Ironically, India had already signalled willingness to import more US energy if prices were competitive — which they increasingly were. But sanctions, especially when trumpeted with bluster, served Trump’s narrative of pushing Putin towards a settlement.

A shifting global chessboard

Geopolitics in August looks starkly different from July, even if the underlying strategic direction is the same. China has criticised US “bullying” of India. BRICS members are privately comparing notes on Washington’s heavy-handedness. And Modi is expected to meet Xi and Putin at an SCO summit later this month.

The most promising development is the Alaska Summit between Trump and Putin, scheduled for August 15. The symbolism will be heavy — in territory the US purchased from Tsarist Russia for $7 million, a New York real estate mogul will try to do a real estate deal for two successors of the Soviet Union. For Putin, the swap deal will need to include eastern Ukrainian territory and guarantees of a neutral Ukraine outside NATO. For Kyiv, the priority will be guarantees that Putin will not launch another invasion. The Europeans will not be at the table, (though Zelenskyy could be pulled in at the last moment) implicitly underlining Trump’s view that his predecessors triggered the war using Ukraine as a proxy and it is the US that must work to end it.
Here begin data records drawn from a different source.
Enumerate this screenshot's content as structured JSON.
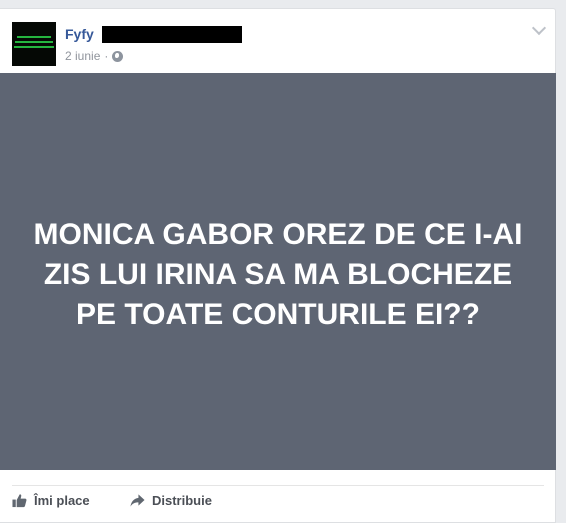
{
  "post": {
    "author_name": "Fyfy",
    "timestamp": "2 iunie",
    "separator": "·",
    "privacy_icon": "globe-icon",
    "status_text": "MONICA GABOR OREZ DE CE I-AI ZIS LUI IRINA SA MA BLOCHEZE PE TOATE CONTURILE EI??"
  },
  "actions": {
    "like_label": "Îmi place",
    "share_label": "Distribuie"
  },
  "colors": {
    "status_background": "#5e6573",
    "author_link": "#365899",
    "page_background": "#e9ebee"
  }
}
India has welcomed the Alaska initiative, which could also lead to the easing of secondary sanctions. India is a key stakeholder: peace in Europe may be accompanied by an opportunity to repair the collateral damage to Indo-US ties.

If the Alaska Summit produces even a modest breakthrough on Ukraine, it could set off a chain reaction: easing trans-Atlantic tensions, creating space for recalibrated sanctions, and lowering the tariff heat on India. But India must prepare for the alternative — a failure that deepens divides and hardens Trump’s negotiating stance.

Play the long game

Trump’s tactics — provocative and theatrical — aim to extract the best deal possible. His unflattering comments about India’s economy are best met with calm rebuttals, not wounded outrage. The strategic relationship between India and the US, painstakingly built since the formalisation of the strategic partnership in 2000, runs deeper than any one dispute.
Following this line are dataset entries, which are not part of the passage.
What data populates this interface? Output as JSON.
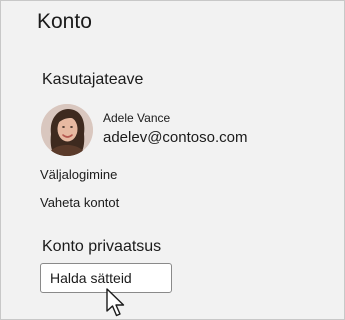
{
  "panel": {
    "title": "Konto"
  },
  "user_info": {
    "heading": "Kasutajateave",
    "name": "Adele Vance",
    "email": "adelev@contoso.com"
  },
  "actions": {
    "sign_out_label": "Väljalogimine",
    "switch_account_label": "Vaheta kontot"
  },
  "privacy": {
    "heading": "Konto privaatsus",
    "manage_settings_label": "Halda sätteid"
  },
  "icons": {
    "avatar": "user-avatar-photo",
    "cursor": "mouse-pointer-icon"
  },
  "colors": {
    "panel_background": "#f2f2f2",
    "panel_border": "#c8c8c8",
    "button_background": "#ffffff",
    "button_border": "#8a8a8a",
    "text": "#1b1b1b"
  }
}
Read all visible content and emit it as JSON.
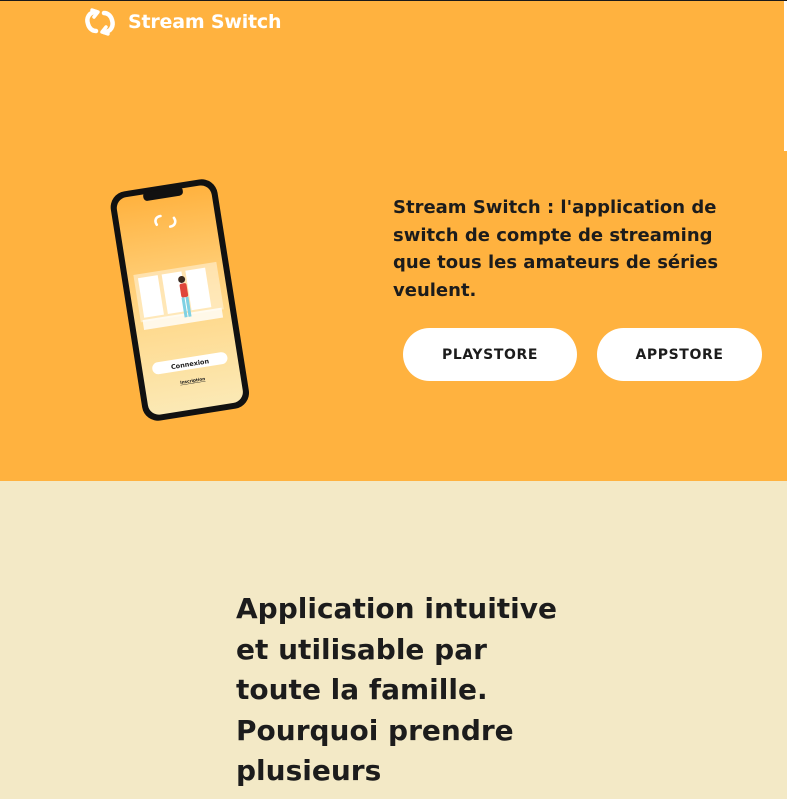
{
  "brand": {
    "name": "Stream Switch",
    "logo_icon": "sync-arrows-icon"
  },
  "hero": {
    "tagline": "Stream Switch : l'application de switch de compte de streaming que tous les amateurs de séries veulent.",
    "playstore_label": "PLAYSTORE",
    "appstore_label": "APPSTORE",
    "phone": {
      "login_button_label": "Connexion",
      "signup_link_label": "Inscription"
    }
  },
  "feature": {
    "title": "Application intuitive et utilisable par toute la famille. Pourquoi prendre plusieurs abonnement et payer"
  },
  "colors": {
    "hero_bg": "#ffb23f",
    "section_bg": "#f3e9c6",
    "text": "#1c1c1c",
    "button_bg": "#ffffff"
  }
}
Defence cooperation, technology partnerships, shared geopolitical goals, and the energy of a five-million-strong Indian American diaspora provide structural ballast. Tactical compromises on trade must not breach red lines but neither should they be deal-breakers. There is space for nuance, sequencing, and phased convergence.

Later this month, India could host a US delegation for another round of trade talks. This could pave the way for Trump’s visit to India for the Quad summit. For New Delhi, the approach must remain strategic and long-term. When Trump crosses a line — and he will — India’s response should be firm but measured: a diplomatic rap on the knuckles rather than a public brawl. That preserves negotiating capital while signalling resolve.

Trumpstorm, like other diplomatic tempests, will pass. India should keep calm and negotiate, with both firmness and flexibility. And yes, someone should soon give Trump the Nobel Prize!